Typically, when an assessment unit is full patients are admitted directly to a ward – sometimes any ward. The effect on the system's capacity is devastating. A review of patients who should have gone to the assessment unit but went directly to a ward instead will show that their assessment takes longer and the length of stay for those patients who required no further treatment was most likely double (if not more) than if they had gone to the assessment unit first and then home. Equally an assessment unit is for assessing and not treating patients. All too often they become another ward as there is no bed for them to be transferred to in the rest of the hospital.


Decoupling admissions and discharges


There is a fundamental difference between the speed and time with which beds are required throughout the day for patients being admitted, and the speed and time within the day of patients being discharged from the wards. Rather than trying to force an inappropriate match between the time at which patients need a bed and when patients can be safely discharged, the logistical purpose of the assessment unit is to provide a successful mechanism for connecting these two links of the chain together.


Aggregating the variation


While there is little variation in the daily demand for beds, there is great variation in the mix of patients. On one day there can be a demand for many similar beds but on another day the demand can be for many different types of beds. Hour by hour within a day this is accentuated. This means that unless there is sufficient ‘protective capacity’ in the assessment unit, the only way to guarantee bed availability for every different type on every different ward would be to hold enough protective capacity at each ward to cope with the maximum potential demand on that ward. But from a logistical perspective, the assessment unit can aggregate the variation in demand of all of the different patient requirements. So in total there is much less overall capacity required. This logistical function is vital and when it is too small it will be necessary to carry protective capacity on each and every ward, which, as we already know, increases operating expenses and inevitably results in some wards on any one day having too few beds and others too many.

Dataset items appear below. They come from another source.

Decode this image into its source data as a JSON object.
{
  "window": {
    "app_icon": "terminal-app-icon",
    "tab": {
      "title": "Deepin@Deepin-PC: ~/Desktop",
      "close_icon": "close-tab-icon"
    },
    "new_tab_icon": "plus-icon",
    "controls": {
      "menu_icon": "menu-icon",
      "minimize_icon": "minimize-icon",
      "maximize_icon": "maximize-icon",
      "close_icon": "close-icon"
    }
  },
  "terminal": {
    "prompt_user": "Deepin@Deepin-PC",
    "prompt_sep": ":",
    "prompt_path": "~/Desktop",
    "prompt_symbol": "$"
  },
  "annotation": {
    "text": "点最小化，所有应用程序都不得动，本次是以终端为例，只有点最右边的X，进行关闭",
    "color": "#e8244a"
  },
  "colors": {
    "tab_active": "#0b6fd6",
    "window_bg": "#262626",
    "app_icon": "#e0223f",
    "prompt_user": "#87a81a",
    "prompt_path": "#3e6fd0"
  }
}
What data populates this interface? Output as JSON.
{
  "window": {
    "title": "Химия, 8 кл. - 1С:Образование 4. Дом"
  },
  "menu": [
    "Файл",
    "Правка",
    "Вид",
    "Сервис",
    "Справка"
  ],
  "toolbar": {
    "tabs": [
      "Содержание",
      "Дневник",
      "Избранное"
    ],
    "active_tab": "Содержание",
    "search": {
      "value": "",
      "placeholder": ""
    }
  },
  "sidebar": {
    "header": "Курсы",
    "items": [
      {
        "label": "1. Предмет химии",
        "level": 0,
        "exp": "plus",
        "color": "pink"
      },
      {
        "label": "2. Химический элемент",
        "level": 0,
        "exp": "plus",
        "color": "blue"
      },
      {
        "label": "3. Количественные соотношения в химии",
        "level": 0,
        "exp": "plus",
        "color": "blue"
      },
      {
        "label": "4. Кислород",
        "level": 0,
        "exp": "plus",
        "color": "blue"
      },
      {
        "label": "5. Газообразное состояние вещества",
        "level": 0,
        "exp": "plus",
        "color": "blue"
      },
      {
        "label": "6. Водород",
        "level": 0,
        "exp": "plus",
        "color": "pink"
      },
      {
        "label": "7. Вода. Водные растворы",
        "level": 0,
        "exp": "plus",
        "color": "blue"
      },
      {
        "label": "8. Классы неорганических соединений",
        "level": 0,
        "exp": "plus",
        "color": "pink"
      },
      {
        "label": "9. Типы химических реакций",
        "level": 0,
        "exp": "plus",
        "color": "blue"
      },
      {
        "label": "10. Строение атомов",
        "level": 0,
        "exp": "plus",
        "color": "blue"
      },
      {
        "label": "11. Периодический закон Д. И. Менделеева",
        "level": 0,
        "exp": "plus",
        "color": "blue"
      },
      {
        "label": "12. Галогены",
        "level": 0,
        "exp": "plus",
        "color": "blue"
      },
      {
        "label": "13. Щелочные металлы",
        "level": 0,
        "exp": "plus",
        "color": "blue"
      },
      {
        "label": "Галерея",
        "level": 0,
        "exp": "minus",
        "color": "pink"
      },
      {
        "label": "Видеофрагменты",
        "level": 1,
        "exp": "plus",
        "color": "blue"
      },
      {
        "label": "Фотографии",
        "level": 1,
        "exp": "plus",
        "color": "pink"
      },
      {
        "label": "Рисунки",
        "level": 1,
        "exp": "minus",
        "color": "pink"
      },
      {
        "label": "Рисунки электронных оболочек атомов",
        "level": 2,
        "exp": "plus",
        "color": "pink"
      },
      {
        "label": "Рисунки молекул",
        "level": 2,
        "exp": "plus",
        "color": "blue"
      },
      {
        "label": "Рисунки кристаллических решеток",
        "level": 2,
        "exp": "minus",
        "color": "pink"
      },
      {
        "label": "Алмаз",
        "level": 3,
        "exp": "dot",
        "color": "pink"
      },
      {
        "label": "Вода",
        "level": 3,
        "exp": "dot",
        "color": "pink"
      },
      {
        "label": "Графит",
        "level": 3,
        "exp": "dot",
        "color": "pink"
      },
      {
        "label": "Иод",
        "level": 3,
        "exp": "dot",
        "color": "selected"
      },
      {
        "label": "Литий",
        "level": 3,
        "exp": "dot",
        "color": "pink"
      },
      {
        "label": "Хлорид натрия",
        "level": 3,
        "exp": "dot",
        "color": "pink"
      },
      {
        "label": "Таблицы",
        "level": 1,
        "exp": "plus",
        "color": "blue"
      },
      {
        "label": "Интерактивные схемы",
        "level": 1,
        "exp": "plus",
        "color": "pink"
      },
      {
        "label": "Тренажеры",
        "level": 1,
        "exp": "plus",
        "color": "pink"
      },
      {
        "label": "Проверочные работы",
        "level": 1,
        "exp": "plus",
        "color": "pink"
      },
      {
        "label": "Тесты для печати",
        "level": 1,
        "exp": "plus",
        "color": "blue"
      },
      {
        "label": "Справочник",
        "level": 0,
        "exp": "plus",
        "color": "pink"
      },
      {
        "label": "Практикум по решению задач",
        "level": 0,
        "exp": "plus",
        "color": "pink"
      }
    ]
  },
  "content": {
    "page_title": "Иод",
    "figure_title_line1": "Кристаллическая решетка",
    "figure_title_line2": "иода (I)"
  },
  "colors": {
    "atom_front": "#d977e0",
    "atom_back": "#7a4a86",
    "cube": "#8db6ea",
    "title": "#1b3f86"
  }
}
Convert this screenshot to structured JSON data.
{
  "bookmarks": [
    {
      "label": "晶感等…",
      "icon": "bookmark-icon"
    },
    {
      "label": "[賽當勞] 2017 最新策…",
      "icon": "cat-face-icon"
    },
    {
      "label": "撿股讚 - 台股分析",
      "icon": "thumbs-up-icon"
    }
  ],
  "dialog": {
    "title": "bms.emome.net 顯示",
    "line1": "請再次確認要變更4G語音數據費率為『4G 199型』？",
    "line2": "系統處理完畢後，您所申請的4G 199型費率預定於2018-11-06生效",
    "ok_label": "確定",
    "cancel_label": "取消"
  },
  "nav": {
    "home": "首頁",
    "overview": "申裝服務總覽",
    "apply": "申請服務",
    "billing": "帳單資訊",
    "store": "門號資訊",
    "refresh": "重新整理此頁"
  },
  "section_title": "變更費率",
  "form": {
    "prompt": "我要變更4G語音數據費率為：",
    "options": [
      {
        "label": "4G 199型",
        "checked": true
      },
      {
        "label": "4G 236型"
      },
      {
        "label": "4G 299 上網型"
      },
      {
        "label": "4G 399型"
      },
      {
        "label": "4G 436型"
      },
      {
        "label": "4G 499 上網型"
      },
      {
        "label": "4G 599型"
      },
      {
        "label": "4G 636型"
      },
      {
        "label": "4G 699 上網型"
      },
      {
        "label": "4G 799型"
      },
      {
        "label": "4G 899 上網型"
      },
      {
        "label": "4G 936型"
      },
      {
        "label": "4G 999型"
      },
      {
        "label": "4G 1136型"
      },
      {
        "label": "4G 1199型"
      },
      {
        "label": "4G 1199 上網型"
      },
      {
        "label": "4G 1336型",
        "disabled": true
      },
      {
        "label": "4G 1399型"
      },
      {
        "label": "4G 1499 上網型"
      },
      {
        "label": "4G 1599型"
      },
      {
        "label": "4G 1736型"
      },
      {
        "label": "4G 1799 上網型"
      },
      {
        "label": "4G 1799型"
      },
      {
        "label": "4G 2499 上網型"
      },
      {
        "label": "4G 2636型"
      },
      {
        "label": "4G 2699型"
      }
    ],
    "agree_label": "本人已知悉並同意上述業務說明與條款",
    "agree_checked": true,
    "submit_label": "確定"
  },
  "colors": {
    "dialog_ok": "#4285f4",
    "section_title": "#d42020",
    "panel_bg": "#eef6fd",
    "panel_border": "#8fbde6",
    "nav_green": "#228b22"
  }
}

So, saving a few beds in the assessment unit costs much more for the rest of the hospital.

What size should the assessment unit(s) be?


On any one day there is a mathematically correct answer for the number of beds needed in an assessment unit, but suffice to say, if you establish the correct size of your assessment unit(s), it will free up a lot of capacity elsewhere and will have a positive impact on quality of care, improve patient flow and lessen fluctuation in the demand for resources at ward level. Rather than trying to establish the correct size it is more effective to put in an approach called dynamic buffer management. This constantly monitors the space and time requirements of the assessment unit, highlights which task-resource combination within the assessment unit is most often causing the most delay and helps focus internal improvement efforts whilst also identifying which wards' lack of bed availability is most often causing the most disruption to the most admitted patients. Once again, by connecting together these important links in the overall chain, improvement efforts are focused and result in immediate improvements in the overall system performance.